The tea tree is a school of patience.
To harvest the leaves, you have to wait for 4 years, during which the tea plant will be pampered.
After 5 years, we can finally harvest the young shoots by hand. Rolled up on themselves, these little tea leaves are undoubtedly far from imagining their fragrant destiny.
Then it’s time for what we call the withering of the tea leaves: spread out on racks, they will be able to begin to dry gently in the open air. Depending on the type of tea, this step will be more or less long: thus for so-called oxidized teas (black, red or oolong), the withering will be longer than for green teas.
Once dried, the tea leaves are rolled. Objective ? Wake up the tea to facilitate its oxidation. This contact with oxygen is a bit what makes black tea unique: without this key step, the tea will not reveal all the aromas that we know about it.
For green teas and white teas, we will skip this step to go directly to the drying box. To stop their oxidation at the appropriate time, the tea leaves are in fact dried: to be in peak form and aromas, they must retain only 2 or 3% water.
To achieve this, there are several methods: sunbathing, in lounging mode, or mechanical drying with a fan that diffuses hot air, in foehn storm mode!

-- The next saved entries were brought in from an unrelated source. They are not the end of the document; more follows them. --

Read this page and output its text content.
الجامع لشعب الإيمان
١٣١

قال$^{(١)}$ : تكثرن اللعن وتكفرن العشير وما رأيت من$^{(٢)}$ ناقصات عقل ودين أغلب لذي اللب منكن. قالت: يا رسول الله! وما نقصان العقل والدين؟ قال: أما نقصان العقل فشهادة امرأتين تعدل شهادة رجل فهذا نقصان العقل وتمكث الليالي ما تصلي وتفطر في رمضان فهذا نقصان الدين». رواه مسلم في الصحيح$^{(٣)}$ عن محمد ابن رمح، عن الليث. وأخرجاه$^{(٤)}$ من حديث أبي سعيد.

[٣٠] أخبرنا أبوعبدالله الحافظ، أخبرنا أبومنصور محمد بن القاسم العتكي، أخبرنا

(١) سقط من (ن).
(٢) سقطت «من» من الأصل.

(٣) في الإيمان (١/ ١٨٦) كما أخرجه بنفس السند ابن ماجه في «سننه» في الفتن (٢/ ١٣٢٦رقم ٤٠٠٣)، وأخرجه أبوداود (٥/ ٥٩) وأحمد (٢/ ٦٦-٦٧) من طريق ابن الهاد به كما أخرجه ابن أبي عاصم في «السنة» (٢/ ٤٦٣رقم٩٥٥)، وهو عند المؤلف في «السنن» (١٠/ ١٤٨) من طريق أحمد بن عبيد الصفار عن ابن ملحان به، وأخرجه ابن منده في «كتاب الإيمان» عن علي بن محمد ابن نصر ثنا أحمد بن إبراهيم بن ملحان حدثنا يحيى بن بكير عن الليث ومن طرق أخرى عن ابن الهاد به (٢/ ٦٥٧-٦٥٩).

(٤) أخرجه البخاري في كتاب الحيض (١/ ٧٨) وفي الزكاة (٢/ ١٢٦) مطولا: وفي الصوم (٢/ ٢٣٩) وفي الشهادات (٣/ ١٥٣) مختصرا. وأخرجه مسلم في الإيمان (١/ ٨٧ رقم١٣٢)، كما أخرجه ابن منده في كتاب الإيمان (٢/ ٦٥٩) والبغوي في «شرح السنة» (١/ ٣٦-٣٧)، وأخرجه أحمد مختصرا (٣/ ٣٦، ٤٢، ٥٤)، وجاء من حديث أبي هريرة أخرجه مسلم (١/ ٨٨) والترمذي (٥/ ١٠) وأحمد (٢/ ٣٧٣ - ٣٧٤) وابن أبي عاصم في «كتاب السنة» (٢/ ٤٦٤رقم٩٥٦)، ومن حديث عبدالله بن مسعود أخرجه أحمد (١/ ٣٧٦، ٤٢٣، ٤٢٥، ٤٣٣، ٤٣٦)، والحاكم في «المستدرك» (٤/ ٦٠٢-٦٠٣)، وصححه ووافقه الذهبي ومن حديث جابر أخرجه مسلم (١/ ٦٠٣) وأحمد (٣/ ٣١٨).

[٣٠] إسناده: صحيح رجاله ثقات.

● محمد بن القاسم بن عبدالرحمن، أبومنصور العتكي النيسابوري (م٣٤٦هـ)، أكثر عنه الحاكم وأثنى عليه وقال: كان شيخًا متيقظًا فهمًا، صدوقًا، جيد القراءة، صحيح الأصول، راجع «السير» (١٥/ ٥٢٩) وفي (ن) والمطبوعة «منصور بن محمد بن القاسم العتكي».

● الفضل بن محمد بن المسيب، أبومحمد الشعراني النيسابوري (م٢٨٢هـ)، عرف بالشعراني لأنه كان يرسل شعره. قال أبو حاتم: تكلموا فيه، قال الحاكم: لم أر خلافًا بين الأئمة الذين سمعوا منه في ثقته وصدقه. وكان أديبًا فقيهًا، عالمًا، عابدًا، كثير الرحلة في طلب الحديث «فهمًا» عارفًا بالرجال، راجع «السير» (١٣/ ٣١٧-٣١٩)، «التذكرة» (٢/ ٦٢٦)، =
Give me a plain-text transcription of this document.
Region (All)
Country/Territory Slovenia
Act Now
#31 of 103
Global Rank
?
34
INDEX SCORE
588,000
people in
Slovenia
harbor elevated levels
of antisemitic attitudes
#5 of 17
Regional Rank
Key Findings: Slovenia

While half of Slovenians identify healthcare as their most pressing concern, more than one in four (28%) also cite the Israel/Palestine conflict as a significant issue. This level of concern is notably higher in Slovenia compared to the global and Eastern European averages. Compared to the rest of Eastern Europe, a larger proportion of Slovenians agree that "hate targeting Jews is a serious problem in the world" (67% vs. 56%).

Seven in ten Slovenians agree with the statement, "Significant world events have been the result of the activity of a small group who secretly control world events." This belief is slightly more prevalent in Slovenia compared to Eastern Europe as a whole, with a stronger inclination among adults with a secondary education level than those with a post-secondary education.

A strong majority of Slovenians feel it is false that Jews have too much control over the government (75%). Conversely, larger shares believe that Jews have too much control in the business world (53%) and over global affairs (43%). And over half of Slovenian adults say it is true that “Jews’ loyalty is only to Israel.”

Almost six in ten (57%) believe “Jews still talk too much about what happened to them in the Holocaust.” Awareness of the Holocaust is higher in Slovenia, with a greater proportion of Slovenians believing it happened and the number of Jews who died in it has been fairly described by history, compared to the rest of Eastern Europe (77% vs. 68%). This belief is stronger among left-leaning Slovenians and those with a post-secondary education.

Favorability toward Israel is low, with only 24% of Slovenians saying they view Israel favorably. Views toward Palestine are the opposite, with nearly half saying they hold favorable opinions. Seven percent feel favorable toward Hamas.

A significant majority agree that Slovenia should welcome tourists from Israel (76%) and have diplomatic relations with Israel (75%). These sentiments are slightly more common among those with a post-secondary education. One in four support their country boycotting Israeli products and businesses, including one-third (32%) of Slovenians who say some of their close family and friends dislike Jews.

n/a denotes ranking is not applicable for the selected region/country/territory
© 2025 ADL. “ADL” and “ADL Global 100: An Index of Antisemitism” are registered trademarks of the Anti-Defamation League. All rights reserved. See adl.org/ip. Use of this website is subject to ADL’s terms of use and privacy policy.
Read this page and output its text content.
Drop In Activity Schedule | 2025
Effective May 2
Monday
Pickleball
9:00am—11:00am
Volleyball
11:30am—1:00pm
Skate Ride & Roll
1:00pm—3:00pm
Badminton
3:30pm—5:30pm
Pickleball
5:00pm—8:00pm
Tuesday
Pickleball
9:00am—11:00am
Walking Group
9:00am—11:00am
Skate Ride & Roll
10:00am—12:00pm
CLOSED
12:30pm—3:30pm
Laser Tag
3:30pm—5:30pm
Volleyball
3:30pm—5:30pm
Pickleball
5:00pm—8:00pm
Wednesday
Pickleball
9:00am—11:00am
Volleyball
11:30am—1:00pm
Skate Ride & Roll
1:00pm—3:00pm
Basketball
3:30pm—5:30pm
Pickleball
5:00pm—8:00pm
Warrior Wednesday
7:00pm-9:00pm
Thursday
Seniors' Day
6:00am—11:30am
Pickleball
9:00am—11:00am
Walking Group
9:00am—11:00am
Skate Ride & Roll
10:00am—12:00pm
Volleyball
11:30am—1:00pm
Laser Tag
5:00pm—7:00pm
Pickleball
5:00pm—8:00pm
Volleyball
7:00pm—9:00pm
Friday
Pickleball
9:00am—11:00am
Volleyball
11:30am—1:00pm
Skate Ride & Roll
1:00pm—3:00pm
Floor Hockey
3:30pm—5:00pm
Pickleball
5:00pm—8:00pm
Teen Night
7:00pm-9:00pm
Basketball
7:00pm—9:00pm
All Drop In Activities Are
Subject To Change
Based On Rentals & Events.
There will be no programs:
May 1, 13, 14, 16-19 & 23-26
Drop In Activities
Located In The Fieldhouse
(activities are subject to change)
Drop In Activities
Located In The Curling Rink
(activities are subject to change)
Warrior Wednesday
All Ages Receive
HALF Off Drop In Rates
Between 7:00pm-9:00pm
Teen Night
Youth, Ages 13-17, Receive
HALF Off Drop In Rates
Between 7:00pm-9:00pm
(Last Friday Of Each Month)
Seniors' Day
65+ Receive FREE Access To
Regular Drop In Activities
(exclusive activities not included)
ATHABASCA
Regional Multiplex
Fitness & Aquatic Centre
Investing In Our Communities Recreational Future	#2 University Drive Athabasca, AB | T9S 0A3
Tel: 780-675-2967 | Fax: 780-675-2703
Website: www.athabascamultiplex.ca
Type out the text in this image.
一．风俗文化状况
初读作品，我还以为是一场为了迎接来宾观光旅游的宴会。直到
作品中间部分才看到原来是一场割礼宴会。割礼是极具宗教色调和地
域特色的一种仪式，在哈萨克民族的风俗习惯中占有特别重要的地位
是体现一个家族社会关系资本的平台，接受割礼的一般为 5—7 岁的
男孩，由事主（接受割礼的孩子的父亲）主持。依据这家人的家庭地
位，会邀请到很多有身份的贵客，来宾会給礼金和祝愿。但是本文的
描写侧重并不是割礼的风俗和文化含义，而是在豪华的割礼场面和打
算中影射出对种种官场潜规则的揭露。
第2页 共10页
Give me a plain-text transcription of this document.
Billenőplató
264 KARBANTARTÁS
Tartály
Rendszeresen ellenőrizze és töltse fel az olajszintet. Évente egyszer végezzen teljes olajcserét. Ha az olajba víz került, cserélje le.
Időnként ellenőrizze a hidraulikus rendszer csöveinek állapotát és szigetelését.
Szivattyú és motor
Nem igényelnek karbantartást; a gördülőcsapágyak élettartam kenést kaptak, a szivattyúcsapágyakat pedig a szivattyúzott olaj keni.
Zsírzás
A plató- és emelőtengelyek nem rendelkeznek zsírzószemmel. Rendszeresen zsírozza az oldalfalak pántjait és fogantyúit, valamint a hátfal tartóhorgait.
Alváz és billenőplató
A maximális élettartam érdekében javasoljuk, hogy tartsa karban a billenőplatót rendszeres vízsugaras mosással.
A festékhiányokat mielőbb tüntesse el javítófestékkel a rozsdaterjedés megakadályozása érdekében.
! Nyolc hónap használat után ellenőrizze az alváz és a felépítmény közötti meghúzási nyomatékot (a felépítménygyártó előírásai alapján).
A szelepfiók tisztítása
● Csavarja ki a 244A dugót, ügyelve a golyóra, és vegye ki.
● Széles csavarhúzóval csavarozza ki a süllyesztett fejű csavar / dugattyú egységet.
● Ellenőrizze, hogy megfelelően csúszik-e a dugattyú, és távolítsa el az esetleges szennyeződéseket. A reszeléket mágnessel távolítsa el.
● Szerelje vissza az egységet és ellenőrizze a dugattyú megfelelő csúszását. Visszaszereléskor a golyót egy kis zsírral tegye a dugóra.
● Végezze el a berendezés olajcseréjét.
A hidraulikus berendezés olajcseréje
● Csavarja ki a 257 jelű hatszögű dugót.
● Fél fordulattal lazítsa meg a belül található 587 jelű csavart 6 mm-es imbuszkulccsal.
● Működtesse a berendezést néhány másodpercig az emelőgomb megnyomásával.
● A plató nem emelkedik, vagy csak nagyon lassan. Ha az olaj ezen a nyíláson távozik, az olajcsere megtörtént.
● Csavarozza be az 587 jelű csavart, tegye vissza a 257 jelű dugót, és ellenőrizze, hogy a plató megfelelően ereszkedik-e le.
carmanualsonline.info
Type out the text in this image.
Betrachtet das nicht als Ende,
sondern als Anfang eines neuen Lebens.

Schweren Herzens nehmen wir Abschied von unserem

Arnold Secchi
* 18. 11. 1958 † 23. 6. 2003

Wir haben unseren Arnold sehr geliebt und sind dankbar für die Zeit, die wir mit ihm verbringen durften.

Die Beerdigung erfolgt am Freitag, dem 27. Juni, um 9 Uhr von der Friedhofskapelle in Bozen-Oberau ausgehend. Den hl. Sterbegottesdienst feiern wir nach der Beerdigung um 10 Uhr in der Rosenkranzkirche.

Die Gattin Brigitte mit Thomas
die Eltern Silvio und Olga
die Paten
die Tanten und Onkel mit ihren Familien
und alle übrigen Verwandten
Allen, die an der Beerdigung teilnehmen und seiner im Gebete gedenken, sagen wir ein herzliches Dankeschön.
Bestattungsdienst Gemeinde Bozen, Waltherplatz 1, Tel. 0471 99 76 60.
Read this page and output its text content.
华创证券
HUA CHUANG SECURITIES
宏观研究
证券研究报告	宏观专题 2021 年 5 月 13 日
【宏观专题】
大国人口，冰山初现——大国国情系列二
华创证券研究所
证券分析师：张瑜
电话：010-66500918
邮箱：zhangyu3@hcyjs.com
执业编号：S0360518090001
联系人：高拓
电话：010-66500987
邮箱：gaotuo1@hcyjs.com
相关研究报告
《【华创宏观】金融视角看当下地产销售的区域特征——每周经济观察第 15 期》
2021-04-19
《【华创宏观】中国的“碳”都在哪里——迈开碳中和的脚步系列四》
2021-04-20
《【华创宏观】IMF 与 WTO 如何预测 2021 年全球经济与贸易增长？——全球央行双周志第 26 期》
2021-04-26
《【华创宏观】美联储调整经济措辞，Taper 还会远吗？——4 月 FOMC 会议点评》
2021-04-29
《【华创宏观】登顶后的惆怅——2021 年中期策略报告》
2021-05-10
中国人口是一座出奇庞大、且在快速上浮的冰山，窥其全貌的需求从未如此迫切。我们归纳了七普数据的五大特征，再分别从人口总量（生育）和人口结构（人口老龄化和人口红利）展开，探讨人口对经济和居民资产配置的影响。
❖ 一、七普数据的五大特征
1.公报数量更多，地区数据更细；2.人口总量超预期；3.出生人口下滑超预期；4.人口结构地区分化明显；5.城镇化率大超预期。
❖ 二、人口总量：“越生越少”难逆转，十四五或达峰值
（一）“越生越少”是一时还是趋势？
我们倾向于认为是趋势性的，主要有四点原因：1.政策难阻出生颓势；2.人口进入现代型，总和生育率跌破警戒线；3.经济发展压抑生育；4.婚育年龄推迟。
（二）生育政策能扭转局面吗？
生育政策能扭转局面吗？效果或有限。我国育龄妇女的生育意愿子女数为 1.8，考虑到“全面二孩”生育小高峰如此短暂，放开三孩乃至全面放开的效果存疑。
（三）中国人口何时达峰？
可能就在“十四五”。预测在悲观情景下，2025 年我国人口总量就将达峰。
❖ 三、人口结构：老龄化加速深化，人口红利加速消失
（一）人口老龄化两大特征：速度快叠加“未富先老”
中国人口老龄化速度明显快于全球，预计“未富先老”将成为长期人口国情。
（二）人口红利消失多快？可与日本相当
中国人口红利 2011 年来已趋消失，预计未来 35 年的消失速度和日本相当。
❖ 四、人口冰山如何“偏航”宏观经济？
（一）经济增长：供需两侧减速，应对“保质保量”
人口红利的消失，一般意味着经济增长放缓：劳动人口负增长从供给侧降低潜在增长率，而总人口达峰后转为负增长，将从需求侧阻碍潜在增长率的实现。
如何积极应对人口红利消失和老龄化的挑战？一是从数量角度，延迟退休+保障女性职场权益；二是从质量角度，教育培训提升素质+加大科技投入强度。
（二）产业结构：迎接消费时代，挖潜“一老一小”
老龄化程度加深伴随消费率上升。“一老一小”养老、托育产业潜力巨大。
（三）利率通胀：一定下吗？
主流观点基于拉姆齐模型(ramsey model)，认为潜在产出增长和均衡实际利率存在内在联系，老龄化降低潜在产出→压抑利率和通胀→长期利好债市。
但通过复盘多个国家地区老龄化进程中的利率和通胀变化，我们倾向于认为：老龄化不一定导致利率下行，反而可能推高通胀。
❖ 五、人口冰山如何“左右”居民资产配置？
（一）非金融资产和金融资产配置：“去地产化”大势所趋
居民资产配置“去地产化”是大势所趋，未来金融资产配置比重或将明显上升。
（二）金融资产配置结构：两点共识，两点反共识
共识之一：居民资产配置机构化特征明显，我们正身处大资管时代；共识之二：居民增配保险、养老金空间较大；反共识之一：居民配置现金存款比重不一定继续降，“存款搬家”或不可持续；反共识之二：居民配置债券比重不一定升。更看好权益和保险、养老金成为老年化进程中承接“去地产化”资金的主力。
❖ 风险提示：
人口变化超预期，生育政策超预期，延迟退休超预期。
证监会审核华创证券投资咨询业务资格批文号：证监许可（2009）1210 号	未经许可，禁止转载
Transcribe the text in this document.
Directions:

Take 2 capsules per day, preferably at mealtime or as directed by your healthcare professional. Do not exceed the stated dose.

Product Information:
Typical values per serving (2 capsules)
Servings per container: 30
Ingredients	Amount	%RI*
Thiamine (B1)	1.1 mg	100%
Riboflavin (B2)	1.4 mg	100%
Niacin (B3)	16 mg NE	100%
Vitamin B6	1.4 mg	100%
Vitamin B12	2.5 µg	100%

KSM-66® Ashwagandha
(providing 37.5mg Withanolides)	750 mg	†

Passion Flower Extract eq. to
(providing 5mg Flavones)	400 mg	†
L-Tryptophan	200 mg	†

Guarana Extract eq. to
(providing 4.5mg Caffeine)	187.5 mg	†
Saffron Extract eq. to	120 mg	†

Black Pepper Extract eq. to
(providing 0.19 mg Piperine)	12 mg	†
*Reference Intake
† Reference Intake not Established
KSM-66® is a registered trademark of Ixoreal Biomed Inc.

Consumed since the end of Antiquity on the Asian continent, tea has become accustomed to traveling.
In Europe, it arrived during the Renaissance on the tables of our English neighbors before conquering the United States and then Russia. As the whole world loves it, its culture is expanding, which today allows us to be spoiled for choice.
At Les 2 Marmottes, we select our organic tea leaves, directly from the plantations to be sure of having top-level tea.
Handpicked, checked several times, the black tea, green tea and rooibos leaves reach our workshop in Bons en Chablais.
But their journey does not end there! As true tea creators, our master infusers will come and add their grain of salt... Flowers, fruits, petals, plants: they will compose all the Les 2 Marmottes tea recipes in our workshop. Once in a bag and box, all they have to do is join your favorite mug!